Question

C) Five forces of 100, 200, 300, 400 and 500 N are acting at angles of 45, 100, 210, 280 and 340 degrees in anti-clockwise direction from x-axis, at a point all acting away from the point.
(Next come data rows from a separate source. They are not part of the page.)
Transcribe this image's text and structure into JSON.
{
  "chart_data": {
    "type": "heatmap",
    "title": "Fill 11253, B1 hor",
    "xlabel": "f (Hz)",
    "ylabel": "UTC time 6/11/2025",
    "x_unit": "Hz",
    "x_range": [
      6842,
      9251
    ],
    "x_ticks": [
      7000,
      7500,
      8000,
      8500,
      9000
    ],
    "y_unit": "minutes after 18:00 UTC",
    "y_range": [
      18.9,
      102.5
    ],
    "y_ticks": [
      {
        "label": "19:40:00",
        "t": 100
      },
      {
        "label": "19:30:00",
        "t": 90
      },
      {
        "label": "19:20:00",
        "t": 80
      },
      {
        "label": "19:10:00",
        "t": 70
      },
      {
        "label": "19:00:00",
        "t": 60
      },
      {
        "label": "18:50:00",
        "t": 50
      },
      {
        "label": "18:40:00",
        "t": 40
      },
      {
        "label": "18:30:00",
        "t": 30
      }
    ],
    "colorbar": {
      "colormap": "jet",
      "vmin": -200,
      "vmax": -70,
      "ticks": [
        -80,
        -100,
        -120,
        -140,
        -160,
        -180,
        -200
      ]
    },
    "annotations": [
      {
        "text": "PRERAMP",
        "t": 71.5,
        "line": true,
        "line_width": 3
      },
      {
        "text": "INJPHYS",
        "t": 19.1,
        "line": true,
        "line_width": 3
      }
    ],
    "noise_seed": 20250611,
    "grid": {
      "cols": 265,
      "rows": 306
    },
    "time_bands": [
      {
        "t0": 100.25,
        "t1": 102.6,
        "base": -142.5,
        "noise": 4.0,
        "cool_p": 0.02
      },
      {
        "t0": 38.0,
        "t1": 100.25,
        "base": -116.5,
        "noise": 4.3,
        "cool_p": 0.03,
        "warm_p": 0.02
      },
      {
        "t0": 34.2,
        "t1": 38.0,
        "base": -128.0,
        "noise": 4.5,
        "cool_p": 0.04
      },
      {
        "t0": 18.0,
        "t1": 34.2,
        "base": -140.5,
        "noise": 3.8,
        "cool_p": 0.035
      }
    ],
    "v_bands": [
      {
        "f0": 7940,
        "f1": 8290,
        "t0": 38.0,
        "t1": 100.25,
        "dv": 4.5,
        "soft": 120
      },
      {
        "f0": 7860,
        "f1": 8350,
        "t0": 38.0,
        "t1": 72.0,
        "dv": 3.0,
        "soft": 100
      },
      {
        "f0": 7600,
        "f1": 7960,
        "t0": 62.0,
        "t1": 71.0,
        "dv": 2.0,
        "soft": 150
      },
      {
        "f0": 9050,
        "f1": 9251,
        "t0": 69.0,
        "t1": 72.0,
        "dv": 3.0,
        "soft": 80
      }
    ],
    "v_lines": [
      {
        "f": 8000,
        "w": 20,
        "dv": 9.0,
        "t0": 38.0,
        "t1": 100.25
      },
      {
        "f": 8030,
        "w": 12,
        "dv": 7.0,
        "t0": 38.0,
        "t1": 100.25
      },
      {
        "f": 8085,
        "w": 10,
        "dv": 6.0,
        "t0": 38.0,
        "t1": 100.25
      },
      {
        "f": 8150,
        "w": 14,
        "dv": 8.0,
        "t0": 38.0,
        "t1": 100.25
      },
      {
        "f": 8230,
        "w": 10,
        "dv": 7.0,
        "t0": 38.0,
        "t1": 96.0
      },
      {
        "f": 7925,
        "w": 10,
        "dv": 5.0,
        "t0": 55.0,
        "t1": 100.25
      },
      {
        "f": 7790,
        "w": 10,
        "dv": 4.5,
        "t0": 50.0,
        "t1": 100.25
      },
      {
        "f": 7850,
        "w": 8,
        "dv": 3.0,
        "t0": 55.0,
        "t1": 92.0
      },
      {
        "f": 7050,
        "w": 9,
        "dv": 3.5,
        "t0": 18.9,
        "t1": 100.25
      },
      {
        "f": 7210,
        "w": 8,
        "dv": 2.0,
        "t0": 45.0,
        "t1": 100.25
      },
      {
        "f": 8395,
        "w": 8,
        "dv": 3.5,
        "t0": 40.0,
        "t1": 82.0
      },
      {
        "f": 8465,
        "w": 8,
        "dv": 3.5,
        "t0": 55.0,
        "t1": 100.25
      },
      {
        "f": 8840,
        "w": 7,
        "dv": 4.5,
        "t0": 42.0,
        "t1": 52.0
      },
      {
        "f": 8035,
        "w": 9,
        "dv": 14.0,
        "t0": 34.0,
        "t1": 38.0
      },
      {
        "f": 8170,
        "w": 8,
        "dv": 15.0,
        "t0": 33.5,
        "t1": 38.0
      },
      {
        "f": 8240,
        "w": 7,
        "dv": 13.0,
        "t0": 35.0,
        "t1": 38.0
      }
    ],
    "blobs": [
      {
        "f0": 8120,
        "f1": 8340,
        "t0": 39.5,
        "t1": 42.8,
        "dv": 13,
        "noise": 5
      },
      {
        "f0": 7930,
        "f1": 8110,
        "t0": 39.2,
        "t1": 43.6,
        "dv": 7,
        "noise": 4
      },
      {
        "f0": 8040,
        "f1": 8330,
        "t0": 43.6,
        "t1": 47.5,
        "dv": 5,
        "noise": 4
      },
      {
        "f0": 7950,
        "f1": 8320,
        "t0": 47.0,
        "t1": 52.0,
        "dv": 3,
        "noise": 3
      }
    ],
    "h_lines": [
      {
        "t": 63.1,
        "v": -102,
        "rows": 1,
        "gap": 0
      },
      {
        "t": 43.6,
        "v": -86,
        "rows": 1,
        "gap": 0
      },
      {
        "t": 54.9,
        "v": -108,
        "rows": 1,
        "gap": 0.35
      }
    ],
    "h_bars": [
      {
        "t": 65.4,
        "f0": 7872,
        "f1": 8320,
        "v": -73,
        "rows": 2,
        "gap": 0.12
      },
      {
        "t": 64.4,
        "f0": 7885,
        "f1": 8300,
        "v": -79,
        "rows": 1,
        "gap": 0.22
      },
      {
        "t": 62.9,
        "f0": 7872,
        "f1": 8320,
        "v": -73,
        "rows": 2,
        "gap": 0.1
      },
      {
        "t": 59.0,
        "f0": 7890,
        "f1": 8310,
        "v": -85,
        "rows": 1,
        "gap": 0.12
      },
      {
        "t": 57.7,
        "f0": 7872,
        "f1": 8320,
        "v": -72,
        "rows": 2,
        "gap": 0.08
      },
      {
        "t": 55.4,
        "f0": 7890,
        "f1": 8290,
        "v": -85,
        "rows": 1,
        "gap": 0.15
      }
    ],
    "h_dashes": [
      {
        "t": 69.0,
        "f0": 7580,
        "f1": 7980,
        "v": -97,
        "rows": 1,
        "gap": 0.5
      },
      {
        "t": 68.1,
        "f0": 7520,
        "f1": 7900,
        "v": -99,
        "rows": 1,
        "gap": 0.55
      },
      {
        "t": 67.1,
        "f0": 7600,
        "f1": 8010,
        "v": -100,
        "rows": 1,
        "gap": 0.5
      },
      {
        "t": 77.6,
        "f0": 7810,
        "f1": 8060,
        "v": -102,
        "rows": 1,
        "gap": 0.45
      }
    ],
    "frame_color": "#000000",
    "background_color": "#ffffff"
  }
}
Find the resultant force in magnitude and direction.​

Answer 1

Explanation:

A = 100 N

B = 150 N

Angle between A & B, θ = 45°

Resultant Force, |C| = √[|A|^2 +|B|^2 + 2|A||B|cosθ]

=> |C| = 231.73 N at an angle of ϕ = 27.23° from the direction of 100 N force.

tan ϕ = bsinθ/(a + bcosθ)

Answer 2

Answer:

Magnitude of Resultant Force is 565.153 Newton

Direction of this force is θ = - 54.8° with positive X axis (Clockwise direction from X-axis)

Explanation:

Given that:

Five forces of 100, 200, 300, 400 and 500 N are acting at angles of 45, 100, 210, 280 and 340 degrees in anti-clockwise direction from x-axis

So, Let:

The forces are f1, f2, f3, f4, f5 and their components towards positive X axis are-

f1 Cosθ1, f2 Cosθ2, f3 Cosθ3, f4 Cosθ4, f5 Cosθ5 respectively;

So we get:

$f1 = 100 \\ f1 \cos(45) = 70.71 \\ \\ f2 = 200 \\ f2 \cos(100) = - 34.73$

$f3 = 300 \\ f3 \cos(210) = - 259.81 \\ \\ f4 = 400 \\ f4 \cos(280) = 69.46$

$f5 = 500 \\ f5 \cos(340) = 469.85$

Sum of these components = Resultant Force towards X axis ;

Fx = f1 Cosθ1 + f2 Cosθ2 + f3 Cosθ3 + f4 Cosθ4 + f5Cosθ5

= 315.48 N

Similarly, their components towards positive Y axis are-

f1 Sinθ1, f2 Sinθ2, f3 Sin θ3, f4 Sinθ4, f5 Sin θ5 respectively;

So we get:

$f1 = 100 \\ f1 \ \sin(45) = 70.71 \\ \\ f2 = 200 \\ f2 \ \sin(100) = 196.96$

$f3 = 300 \\ f3 \sin(210) = - 150 \\ \\ f4 = 400 \\ f4 \sin(280) = - 393.92$

$f5 = 500 \\ f5 \sin(340) = - 171.01$

Sum of these components = Resultant Force towards Y axis;

Fy = f1 Sinθ1 + f2 Sinθ2 + f3 Sin θ3 +f4 Sinθ4 + f5 Sinθ5

=-447.26 N

So, Resultant Force = Fx + Fy

Fr = √[(Fx)^2 + (Fy)^2] = 565.153 N

Direction of this force :

θ = tan ^-1(Fy / Fx) = tan ^-1( -447.26 / 315.48 )

= -54.8° with positive X axis

So the resultant force is acting at 54.8° clockwise direction from X-axis.